Нет, не в конце, а с самого начала, ибо я смею утверж<дать>, что Мас<онами> люди рождаются, как рождаются крас<ивыми> или уродл<ивыми>, талантл<ивыми> или бездарн<ыми>, добр<ыми> или злыми, и что мас<он> — это, в конце конц<ов>, талант души, беспредельная тяга к высшему и тайному, ненасытная творч<еская> бессонница и тоска.

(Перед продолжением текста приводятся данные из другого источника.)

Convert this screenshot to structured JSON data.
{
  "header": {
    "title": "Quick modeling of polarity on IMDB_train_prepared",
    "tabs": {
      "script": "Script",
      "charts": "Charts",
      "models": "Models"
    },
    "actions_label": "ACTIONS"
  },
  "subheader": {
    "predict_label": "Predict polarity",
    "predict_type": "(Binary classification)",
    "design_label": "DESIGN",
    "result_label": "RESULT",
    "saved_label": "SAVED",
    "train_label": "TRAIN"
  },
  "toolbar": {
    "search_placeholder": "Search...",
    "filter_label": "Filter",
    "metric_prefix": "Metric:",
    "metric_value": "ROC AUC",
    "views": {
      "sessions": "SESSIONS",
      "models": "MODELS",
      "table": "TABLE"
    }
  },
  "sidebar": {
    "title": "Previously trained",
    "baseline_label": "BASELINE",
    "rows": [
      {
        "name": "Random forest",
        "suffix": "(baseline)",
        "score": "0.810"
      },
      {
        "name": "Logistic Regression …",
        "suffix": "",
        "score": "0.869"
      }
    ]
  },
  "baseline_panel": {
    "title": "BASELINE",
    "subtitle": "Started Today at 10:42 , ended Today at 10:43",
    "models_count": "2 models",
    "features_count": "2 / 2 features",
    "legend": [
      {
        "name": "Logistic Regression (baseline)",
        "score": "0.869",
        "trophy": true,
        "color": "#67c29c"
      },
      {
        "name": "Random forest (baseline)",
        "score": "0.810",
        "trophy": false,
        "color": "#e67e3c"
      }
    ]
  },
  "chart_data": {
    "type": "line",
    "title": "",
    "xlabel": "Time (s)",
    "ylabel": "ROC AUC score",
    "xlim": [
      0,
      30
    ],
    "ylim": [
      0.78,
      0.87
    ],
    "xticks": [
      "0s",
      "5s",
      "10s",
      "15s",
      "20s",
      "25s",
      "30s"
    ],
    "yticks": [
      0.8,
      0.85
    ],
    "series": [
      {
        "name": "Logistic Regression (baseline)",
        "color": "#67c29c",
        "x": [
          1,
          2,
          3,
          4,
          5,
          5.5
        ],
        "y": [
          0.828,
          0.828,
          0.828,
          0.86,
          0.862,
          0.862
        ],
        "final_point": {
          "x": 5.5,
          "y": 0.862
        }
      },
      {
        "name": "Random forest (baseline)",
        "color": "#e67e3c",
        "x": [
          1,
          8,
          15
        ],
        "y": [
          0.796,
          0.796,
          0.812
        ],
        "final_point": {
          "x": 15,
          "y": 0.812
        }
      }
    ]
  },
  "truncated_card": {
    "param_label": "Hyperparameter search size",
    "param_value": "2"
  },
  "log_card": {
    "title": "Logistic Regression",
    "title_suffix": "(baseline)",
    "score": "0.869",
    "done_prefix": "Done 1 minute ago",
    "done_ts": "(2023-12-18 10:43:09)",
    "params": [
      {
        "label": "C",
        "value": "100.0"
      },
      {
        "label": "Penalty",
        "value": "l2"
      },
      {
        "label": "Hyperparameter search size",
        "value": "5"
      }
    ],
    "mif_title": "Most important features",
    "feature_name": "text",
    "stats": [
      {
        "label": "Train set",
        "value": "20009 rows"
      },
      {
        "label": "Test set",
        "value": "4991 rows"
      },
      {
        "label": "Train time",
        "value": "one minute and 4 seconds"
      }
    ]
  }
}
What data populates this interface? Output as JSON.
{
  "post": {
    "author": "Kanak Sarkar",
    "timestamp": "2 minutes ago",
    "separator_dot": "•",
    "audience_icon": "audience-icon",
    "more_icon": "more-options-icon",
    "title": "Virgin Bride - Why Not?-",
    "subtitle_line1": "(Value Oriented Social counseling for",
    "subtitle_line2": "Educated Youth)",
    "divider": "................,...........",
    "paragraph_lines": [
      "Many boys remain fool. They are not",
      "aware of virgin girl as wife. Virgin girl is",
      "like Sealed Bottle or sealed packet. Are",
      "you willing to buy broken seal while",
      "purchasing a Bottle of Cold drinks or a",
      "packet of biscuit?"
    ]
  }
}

Если, братья, все мы сейчас мас<оны>, то только оттого, что все были ими всегда, даже не подозревая этого. Но в какой-то момент каждый из нас вступал в мас<онскую> <организацию>, получал мас<онское> посвящ<ение>, переходил какую-то грань и начинал сознат<ельно> чувств<овать> себя мас<оном>. Одни вступали в Л<ожу> уже вполне готовыми, другие менее готовыми, с мас<онским> огнем, прикрытым пеплом проф<анной> жизни, — и от этого пепла должны были постепенно освобожд<аться> личными усилиями и с помощью брат<ьев>, но у всех нас эта искра была с самого начала, и наличие этой искры есть тот критерий, кот<орый> мы ищем в профане, стучащемся к нам. Создать искру мы не можем, она от Бога, но раздуть ее в том, у кого она есть, в яркое пламя — это в наших силах и в этом наша мас<онская> главная работа. Выражение «сделать из плохого челов<ека> мас<она>» вполне неправ<ильно>: одно из двух — или он был действительно плохим и тогда наст<оящим> мас<оном> не мог стать, или он действ<ительно> стал масоном и тогда он не мог быть вполне плохим до этого, он был только «дремлющим», и мы его разбудили.